The African Development Bank – managed Sustainable Energy Fund for Africa (SEFA), has approved a $760,000 grant to Empower New Energy (EmNEW), to develop at least eight small renewable energy projects with capacity ranging from1-10 MW, towards bankability and construction.
EmNEW has regional offices in Kenya and Ghana, with projects expected to unlock up to $500 million in renewable energy investment, reduce CO2 emissions by 320,000 tons, create 20,000 new jobs, and eventually produce 585 GWh of clean electricity.
The grant will support a broad range of project preparation and development activities, including technical feasibility studies, legal due diligence, environmental and social impact assessment, quality assurance and risk management.
Through its Empower Invest fund, EmNEW invests in small and medium-scale renewable energy projects in Africa, with a focus on solar power, hybrid, and hydro technologies.

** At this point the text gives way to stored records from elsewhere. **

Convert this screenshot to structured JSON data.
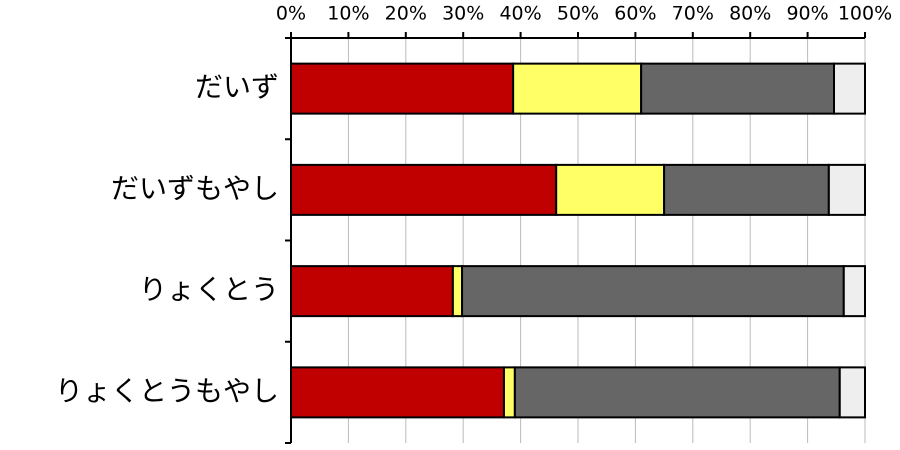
{
  "chart_data": {
    "type": "stacked-bar-horizontal",
    "categories": [
      "だいず",
      "だいずもやし",
      "りょくとう",
      "りょくとうもやし"
    ],
    "series": [
      {
        "color": "#c00000",
        "values": [
          38.7,
          46.2,
          28.2,
          37.1
        ]
      },
      {
        "color": "#ffff66",
        "values": [
          22.3,
          18.8,
          1.6,
          1.9
        ]
      },
      {
        "color": "#666666",
        "values": [
          33.6,
          28.7,
          66.5,
          56.6
        ]
      },
      {
        "color": "#eeeeee",
        "values": [
          5.4,
          6.3,
          3.7,
          4.4
        ]
      }
    ],
    "xlim": [
      0,
      100
    ],
    "xticks": [
      {
        "value": 0,
        "label": "0%"
      },
      {
        "value": 10,
        "label": "10%"
      },
      {
        "value": 20,
        "label": "20%"
      },
      {
        "value": 30,
        "label": "30%"
      },
      {
        "value": 40,
        "label": "40%"
      },
      {
        "value": 50,
        "label": "50%"
      },
      {
        "value": 60,
        "label": "60%"
      },
      {
        "value": 70,
        "label": "70%"
      },
      {
        "value": 80,
        "label": "80%"
      },
      {
        "value": 90,
        "label": "90%"
      },
      {
        "value": 100,
        "label": "100%"
      }
    ],
    "grid": true
  }
}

Welcoming the approval, Terje Osmundsen, EmNEW’s CEO, said, “We are very excited to be entering into a partnership with the African Development Bank and SEFA. There is a large number of strong small or medium scale projects across Africa that remain unrealised because they can’t access competitive financing. Our approach allows us to bridge this gap and working with SEFA, will help us to accelerate this process and support more high-quality projects. Together, we can bring impactful investment to Africa, while helping the continent to meet its electrification, carbon-reduction, and sustainable development targets.”
The Bank’s support to EmNEW through SEFA is fully aligned with SEFA’s strategy to tackle challenges faced by smaller renewable energy projects in many African countries in accessing financing to cover their initial development costs, the Bank’s Acting Director for Renewable Energy & Energy Efficiency Daniel Schroth noted.
Drawing on high-quality local partnerships in Africa, EmNEW invests in renewable energy projects through competitive equity to small and medium scale projects which helps to reduce the time and resources required to finance projects while delivering environmental and social impact.
“Accelerated deployment of distributed solar power and small hydropower is one of the fastest and most cost-efficient ways to bridge the energy access gap, fight climate change and promote sustainable development in Sub-Saharan Africa,” said Wale Shonibare, the Bank’s Acting Vice President for Power, Energy, Climate and Green Growth.